Os donos de cachorro, em geral, estão convencidos de que seu animal de estimação é um verdadeiro gênio. Apesar disso, durante muito tempo os cientistas não levaram a questão muito a sério. Atualmente, no entanto, diversas pesquisas sugerem que os cães são bastante inteligentes e são também únicos, têm características e maneiras próprias de se expressar. O antropólogo Brian Hare, professor adjunto do Departamento de Antropologia Evolucionária e do Centro de Neurociência Cognitiva da Universidade Duke, é um dos principais pesquisadores do tema.

Assim como pessoas têm talentos variados, cachorros também são “indivíduos” e podem ser bons em coisas diversas. Porém, as estratégias às quais esses animais recorrem nem sempre são evidentes sem avaliações cognitivas. Por isso, não raro subestimamos a capacidade desses animais.

O antropólogo observa que, como espécie, os cães são notáveis em alguns aspectos: compreendem a perspectiva visual de uma pessoa e aprendem com as ações do dono. Em sua pesquisa, Hare procurou saber como os cachorros buscam convencer os humanos a atender a suas vontades. A maior parte dos seus estudos com esses animais têm sido sobre sua capacidade cooperativa, o modo como se apropriam de gestos de comunicação humana e os utilizam. Basicamente, a proposta é descobrir de que maneira interpretam nossos sinais para nos entender – e, assim, conseguem obter o que querem.

Baseando-nos na teoria evolucionista, constatamos que cada animal desenvolveu inteligência de maneira particular, moldada pela natureza e pelas experiências de cada espécie. No caso dos cachorros, a capacidade que se destaca é a de ler gestos de comunicação humana. Essa habilidade permite que eles sejam incríveis parceiros sociais do homem. Além disso, essa característica é fundamental para conseguir que alguém os auxilie na hora de resolver problemas que não podem solucionar por conta própria.

Tendemos a imitar as ações e os movimentos de outras pessoas. A capacidade de “pegar” emoções alheias é chamada de contágio emocional. O fenômeno está relacionado à capacidade de empatia. Indícios sugerem que cães também têm essa habilidade. Avaliá-la em seu animal é muito fácil: apenas tente bocejar e perceba se ele copia sua ação. Embora simples, a avaliação pode dizer muito sobre seu cachorro. A repetição do gesto mostra que ele provavelmente tem uma grande conexão emocional com o dono “bocejador” e é capaz de prestar atenção em manifestações como alterações no tom de voz, movimentos corporais e até expressões faciais que denotem estados de humor ou prenunciem comportamentos.
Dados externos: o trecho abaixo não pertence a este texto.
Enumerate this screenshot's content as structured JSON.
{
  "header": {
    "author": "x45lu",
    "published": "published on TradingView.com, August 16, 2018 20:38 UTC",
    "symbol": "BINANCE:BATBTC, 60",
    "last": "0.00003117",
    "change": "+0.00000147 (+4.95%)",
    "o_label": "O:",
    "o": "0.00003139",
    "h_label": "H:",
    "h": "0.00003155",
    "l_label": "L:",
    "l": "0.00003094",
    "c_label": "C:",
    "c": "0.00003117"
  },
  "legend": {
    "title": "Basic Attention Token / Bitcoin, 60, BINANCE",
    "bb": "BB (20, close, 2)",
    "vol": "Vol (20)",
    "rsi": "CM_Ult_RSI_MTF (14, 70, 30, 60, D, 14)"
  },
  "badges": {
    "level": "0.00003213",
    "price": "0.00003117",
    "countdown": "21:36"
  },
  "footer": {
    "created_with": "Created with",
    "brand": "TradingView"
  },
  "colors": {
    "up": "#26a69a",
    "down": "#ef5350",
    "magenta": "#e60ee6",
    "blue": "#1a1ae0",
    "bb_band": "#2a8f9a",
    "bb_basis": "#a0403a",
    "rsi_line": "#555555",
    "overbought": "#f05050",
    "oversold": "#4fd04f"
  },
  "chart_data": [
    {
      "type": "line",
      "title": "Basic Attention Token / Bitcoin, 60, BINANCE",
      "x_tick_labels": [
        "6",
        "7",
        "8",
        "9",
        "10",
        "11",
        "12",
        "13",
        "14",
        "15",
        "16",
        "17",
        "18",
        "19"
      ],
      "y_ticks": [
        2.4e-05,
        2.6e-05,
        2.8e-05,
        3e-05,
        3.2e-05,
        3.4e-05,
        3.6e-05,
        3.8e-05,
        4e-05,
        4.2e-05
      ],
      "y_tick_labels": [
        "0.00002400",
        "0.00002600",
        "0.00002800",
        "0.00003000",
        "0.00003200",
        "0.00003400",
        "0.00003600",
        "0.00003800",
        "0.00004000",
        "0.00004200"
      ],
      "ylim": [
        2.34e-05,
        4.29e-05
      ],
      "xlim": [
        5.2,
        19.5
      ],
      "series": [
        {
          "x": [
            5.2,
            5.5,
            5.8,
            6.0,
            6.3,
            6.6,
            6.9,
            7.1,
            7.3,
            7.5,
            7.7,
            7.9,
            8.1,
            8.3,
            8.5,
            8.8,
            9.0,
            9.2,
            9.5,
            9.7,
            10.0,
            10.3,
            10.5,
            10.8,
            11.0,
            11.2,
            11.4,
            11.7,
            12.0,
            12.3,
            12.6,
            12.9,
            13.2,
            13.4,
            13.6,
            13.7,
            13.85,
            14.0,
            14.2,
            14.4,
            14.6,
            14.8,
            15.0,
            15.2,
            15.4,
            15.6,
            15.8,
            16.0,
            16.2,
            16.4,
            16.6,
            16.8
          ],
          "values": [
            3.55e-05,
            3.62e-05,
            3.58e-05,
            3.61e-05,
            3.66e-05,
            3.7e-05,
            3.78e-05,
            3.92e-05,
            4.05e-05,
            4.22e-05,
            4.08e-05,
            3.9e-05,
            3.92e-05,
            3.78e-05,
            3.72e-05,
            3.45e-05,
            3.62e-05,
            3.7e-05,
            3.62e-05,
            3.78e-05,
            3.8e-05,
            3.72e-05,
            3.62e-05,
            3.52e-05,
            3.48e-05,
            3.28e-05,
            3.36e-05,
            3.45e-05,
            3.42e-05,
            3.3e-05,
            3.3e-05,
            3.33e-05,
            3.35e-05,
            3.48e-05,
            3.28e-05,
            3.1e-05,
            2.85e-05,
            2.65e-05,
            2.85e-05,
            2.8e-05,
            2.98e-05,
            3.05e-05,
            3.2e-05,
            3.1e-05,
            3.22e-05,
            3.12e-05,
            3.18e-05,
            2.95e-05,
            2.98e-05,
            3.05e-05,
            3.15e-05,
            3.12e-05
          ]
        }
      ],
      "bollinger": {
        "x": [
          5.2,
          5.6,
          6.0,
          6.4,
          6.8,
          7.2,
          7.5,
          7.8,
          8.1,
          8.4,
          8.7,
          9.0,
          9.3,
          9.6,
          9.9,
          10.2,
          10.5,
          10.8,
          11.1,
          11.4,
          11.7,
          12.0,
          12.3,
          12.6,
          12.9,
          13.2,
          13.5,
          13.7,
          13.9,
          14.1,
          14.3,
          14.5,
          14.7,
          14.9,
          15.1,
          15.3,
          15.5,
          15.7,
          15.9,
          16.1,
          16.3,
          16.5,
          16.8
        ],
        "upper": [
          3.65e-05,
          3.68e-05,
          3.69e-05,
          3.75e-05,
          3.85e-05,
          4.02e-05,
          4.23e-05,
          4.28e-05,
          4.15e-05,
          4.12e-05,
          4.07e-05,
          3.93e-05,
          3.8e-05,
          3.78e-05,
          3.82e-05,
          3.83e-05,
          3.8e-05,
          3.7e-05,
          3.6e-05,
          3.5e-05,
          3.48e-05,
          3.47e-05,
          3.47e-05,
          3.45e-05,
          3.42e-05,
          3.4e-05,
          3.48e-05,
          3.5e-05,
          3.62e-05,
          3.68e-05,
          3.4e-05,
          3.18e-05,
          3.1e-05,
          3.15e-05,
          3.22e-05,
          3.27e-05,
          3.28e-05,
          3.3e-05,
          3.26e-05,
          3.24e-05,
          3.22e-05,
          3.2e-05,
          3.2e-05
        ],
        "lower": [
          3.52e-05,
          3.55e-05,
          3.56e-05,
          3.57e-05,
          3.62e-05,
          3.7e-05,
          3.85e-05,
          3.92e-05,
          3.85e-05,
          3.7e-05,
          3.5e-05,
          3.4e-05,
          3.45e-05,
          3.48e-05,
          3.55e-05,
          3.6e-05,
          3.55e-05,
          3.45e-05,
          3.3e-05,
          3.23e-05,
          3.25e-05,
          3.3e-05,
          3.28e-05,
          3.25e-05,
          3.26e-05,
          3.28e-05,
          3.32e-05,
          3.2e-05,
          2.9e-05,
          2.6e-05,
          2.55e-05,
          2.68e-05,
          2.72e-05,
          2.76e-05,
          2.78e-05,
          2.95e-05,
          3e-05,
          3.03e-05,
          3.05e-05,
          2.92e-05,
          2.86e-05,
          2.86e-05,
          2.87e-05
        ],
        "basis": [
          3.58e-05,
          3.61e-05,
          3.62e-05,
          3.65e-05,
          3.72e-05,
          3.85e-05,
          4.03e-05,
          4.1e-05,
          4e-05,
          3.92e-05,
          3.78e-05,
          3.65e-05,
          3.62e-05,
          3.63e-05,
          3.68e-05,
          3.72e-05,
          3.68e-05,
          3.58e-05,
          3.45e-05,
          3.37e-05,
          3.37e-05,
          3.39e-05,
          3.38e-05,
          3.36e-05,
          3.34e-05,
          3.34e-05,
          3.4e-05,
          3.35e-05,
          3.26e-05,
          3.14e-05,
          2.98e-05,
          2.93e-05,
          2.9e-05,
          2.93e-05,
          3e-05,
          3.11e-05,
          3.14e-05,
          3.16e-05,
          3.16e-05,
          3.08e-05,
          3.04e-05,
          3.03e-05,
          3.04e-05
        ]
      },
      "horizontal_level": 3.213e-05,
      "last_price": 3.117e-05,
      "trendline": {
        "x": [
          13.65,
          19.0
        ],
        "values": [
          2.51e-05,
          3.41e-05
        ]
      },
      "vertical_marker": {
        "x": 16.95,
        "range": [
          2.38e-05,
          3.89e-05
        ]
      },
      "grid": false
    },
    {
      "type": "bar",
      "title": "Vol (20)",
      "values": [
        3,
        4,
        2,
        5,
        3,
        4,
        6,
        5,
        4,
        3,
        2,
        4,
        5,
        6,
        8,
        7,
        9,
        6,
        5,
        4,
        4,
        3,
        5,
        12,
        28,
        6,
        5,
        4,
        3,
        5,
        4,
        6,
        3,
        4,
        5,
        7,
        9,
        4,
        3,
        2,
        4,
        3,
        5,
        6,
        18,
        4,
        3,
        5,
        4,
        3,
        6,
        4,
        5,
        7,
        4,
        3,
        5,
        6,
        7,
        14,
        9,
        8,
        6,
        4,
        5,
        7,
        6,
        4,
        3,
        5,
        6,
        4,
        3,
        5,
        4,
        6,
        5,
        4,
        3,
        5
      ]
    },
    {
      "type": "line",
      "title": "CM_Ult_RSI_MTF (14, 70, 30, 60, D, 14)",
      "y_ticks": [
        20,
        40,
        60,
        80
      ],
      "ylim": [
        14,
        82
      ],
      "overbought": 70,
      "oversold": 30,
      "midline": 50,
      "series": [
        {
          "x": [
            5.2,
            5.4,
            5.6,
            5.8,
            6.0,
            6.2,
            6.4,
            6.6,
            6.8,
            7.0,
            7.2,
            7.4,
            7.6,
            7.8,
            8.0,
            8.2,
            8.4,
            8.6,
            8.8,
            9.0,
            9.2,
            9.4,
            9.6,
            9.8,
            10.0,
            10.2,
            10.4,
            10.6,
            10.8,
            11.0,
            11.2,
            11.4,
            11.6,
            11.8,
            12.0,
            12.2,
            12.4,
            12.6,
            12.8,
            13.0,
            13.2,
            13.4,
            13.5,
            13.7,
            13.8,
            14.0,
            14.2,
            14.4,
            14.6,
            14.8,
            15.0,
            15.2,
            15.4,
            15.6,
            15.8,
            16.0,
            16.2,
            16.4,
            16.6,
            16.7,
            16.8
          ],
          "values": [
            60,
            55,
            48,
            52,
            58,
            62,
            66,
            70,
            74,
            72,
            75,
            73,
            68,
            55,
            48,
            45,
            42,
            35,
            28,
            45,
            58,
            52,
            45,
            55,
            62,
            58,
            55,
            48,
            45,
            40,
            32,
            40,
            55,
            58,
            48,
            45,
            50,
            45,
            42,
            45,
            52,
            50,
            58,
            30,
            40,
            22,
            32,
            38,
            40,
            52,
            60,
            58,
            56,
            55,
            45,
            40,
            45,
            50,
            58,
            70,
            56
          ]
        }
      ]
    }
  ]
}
Hare reconhece, no entanto, que édifícil determinar com exatidão quando de fato os cães agem com empatia em relação a seus parceiros humanos e em que momento se trata apenas da imaginação do dono ou de sua necessidade de acreditar que o animal realmente o compreende, projetando nele os próprios sentimentos e expectativas.

No entanto, estudiosos costumam concordar que há algo definitivamente singular no vínculo com os cães: sua habilidade em entender nossos gestos por meio dos quais nos comunicamos oferece indícios de forte sintonia conosco. “Alguns estudos mostram que esses bichos preferem passar o tempo em companhia dos humanos a ficar com os de sua própria espécie, um comportamento de maneira geral bastante incomum num animal”, afirma Hare.